I think you should use the TensorFlow version that is preinstalled in Google Colab, and not try to reinstall it.

SamuelLacombe · November 12, 2021, 6:12pm

Hello,

Thanks for the quick reply. Actually, if I just take colab setup as is I still get the error:

/bin/bash: onmt-main: command not found

guillaumekln · November 12, 2021, 6:26pm

You should still install OpenNMT-tf, but not TensorFlow (which is already installed).
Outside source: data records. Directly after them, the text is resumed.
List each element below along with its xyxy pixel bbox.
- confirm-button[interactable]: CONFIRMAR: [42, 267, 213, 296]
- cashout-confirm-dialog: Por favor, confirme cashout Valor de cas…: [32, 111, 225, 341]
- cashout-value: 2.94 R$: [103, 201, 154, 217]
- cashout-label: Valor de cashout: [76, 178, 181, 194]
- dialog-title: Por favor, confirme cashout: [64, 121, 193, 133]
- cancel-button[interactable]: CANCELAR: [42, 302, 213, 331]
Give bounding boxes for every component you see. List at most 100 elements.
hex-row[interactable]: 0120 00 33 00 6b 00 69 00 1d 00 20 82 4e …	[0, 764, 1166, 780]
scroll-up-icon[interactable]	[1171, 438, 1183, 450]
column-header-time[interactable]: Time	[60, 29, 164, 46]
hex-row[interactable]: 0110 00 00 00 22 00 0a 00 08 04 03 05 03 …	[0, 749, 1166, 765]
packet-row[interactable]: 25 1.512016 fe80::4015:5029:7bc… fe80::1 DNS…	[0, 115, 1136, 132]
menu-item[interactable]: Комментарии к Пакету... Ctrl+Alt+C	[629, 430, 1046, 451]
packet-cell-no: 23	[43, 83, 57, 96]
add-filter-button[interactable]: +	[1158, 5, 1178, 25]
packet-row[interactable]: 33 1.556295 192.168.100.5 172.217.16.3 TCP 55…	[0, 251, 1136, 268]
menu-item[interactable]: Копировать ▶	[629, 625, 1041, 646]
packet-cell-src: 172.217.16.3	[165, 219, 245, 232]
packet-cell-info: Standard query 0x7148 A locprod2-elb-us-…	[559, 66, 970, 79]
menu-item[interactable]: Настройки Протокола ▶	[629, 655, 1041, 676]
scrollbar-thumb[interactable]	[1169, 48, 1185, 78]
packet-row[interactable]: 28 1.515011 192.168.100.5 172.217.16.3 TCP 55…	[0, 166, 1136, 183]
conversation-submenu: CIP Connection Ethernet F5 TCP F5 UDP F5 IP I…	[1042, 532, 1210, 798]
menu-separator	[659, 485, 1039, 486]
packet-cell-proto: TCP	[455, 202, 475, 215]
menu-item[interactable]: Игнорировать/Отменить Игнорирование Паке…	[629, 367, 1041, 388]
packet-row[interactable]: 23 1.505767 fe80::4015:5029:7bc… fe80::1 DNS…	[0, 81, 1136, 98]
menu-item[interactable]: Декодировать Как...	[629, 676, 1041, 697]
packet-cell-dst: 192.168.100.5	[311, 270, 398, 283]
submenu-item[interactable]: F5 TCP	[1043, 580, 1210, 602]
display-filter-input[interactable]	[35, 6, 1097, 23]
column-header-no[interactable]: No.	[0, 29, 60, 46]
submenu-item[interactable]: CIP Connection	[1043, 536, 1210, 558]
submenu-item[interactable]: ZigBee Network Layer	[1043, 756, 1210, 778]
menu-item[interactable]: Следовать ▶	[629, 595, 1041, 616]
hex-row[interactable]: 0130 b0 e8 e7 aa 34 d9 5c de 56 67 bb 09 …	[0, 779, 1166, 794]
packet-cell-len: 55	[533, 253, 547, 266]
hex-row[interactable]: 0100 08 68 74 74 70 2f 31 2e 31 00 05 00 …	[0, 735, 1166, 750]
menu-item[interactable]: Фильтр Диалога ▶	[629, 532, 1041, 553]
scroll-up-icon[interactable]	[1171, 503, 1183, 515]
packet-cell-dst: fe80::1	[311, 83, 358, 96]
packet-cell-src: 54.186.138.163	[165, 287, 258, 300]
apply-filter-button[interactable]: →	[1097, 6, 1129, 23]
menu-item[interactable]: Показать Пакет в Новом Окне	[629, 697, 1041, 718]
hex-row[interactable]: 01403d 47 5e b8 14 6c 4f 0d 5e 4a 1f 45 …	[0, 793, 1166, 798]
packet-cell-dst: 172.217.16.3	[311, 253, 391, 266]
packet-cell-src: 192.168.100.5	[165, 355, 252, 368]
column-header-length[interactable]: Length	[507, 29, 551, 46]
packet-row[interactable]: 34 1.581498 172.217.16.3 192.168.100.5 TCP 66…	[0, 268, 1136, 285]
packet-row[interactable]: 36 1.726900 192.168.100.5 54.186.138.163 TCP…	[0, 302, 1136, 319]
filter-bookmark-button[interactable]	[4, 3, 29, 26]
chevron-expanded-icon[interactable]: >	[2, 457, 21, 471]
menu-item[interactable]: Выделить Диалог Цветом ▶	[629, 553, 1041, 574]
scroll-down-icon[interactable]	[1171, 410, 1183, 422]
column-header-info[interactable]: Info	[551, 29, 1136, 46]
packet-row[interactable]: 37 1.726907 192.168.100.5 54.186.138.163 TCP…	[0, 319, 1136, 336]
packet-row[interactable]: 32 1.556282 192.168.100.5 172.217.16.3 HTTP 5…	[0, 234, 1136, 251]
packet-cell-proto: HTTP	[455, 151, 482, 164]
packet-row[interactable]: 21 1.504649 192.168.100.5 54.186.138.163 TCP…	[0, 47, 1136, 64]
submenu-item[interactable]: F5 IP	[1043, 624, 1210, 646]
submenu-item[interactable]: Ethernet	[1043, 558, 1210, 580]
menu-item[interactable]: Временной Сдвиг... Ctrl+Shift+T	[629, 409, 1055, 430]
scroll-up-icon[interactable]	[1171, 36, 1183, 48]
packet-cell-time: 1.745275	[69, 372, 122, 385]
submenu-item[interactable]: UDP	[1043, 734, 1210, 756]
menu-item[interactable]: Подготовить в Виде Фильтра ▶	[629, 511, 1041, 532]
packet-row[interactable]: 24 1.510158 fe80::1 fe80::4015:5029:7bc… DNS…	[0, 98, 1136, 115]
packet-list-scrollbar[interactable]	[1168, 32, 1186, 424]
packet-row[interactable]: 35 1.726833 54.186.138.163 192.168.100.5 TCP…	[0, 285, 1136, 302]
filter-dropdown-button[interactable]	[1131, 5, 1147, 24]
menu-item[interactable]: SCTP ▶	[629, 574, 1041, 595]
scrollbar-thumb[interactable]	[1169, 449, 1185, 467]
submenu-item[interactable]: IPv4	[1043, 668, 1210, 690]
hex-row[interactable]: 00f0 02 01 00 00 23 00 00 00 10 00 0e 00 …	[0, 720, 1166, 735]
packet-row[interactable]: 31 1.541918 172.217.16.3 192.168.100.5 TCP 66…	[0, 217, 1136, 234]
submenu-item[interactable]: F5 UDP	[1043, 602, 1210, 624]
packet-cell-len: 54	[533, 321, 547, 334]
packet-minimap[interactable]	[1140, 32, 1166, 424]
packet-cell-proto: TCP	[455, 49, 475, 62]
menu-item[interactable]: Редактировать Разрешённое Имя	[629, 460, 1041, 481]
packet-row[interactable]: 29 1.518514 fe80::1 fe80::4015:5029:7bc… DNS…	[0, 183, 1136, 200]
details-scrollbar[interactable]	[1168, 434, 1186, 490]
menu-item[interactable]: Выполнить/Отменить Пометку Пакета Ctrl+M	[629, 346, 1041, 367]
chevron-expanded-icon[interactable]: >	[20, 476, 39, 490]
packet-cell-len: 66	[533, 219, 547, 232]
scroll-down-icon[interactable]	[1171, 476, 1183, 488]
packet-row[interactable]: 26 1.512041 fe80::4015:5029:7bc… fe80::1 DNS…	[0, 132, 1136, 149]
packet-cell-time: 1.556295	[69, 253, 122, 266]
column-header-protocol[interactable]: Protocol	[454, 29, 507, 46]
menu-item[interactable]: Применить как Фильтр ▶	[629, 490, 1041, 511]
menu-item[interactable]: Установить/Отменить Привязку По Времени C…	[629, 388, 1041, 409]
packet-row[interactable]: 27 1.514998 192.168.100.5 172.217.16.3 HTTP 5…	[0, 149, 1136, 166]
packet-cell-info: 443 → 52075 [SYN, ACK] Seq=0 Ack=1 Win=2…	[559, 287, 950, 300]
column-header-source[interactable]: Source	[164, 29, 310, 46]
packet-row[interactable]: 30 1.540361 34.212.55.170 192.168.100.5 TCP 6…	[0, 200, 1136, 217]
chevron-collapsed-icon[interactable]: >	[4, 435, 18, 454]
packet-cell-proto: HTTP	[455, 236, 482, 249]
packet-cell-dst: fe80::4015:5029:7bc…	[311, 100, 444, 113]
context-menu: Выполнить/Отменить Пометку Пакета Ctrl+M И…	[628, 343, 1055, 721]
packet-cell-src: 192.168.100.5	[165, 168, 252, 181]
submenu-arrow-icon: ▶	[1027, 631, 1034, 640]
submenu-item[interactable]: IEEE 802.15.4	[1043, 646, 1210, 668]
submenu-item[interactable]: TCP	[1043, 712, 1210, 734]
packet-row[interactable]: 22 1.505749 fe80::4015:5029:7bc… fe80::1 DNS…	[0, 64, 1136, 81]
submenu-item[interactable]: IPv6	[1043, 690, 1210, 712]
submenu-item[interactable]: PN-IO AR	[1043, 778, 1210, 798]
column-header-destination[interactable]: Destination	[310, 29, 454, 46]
SamuelLacombe · November 12, 2021, 10:43pm

Hello,

Thank you again. I believe it was just my mistake trying to fix the issue, but using the default setup and just installing these:

!pip3 install OpenNMT-tf[tensorflow]

#download sentencepiece
!pip3 install sentencepiece

#plotly
!pip3 install plotly==5.2.1

#Ctranslate2
!pip3 install ctranslate2==2.7.0 #--force-reinstall

Gives the error I copy/pasted in the first post. My usual setup just stopped working all of a sudden. I’m pretty sure it’s related to google colab changes, but I can’t figure out which change…

Best regards,
Samuel

guillaumekln · November 13, 2021, 8:18am

Try installing OpenNMT-tf without [tensorflow].